Militarism in fashion is nothing new - just as artists have always been fascinated with death, designers have been just as enraptured with the clothing and symbols of those who would deal it. Look no further than the proliferation of the MA-1 Bomber, the M-51 Fishtail parka, the M-65 field jacket, and most recently, the AR 670-1 boot as evidence. Even Balmain's iconic epaulets are ripped straight from the military uniforms of yore.
Outside of the occasional "militaria" collection, however, rarely are these elements presented together lest the lot be seen as the sum of its parts. While fashion may take inspiration from the military, no high artist would want to be seen as presenting (and therefore promoting) an authentic, utilitarian militaristic image. It's just not very sophisticated.
Instead of faithful reproductions, then, the world's fashion designers interpret features to present collections that banalize doom and gloom. This process produces intentionally jarring designs that are as much social commentary as haute couture. Whether this constitutes art or not is up to interpretation. I'm sure many believe that bulletproof vests don't belong at Paris Fashion Week.
Whatever your opinion, it's worth nothing again that art is only a mirror to society. The reincorporation of utility garments is given protected status within fashion perhaps only because it adds sophistication to silhouettes formerly designed for tasks believed to be the opposite. I don't believe this year's collections are as simple as designers thumbing their noses at the military. Artists are not inherently disrespectful, and, there's a convincing argument to be made for security enabling a culture's artistic development. Very Maslow's Heirarchy, yes, but consider how concerned you would be with freedom of expression if every day meant unsure survival. The next Beethoven may just be thankful that they're alive.
I see the militaristic undercurrents presented this year so far as artists doing what they do best: reacting to what they see.

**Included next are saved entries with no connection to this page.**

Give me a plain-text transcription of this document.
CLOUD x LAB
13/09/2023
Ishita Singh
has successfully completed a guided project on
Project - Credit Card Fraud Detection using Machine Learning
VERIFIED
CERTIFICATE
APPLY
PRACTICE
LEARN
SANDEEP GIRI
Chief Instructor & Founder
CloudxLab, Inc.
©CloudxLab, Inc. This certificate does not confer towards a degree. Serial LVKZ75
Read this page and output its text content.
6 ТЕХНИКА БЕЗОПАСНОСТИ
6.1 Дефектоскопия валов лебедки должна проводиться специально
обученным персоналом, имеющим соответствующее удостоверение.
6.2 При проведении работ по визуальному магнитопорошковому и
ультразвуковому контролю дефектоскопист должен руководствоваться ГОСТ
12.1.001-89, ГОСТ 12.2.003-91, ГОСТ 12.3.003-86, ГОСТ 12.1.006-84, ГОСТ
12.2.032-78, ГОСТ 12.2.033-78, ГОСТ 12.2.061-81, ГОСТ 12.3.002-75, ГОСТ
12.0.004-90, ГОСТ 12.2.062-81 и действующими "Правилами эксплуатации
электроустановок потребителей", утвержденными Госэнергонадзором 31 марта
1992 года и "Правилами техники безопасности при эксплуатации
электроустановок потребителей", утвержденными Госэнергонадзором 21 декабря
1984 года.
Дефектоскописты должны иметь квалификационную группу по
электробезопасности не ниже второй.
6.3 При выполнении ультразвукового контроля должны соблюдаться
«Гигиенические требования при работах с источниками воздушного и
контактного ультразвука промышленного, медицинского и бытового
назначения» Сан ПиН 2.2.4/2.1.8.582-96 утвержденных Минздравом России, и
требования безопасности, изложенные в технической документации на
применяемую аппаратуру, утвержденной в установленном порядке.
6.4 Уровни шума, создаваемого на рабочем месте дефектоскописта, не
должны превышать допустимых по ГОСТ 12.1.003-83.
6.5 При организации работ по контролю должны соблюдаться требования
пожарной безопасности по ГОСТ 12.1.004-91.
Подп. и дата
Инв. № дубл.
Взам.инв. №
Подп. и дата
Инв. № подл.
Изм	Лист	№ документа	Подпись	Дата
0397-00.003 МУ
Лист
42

If your visual channels are saturated with militaria, it's no surprise that you'll be influenced by it. Few wish for more televised violence, or another year remotely like the one we just had. These militaristic collections are artists making the best of a bad situation, even if the well they draw inspiration from may be tainted by visions of doom. Within each camo-print down jacket is equal parts military detail and a wish for peace.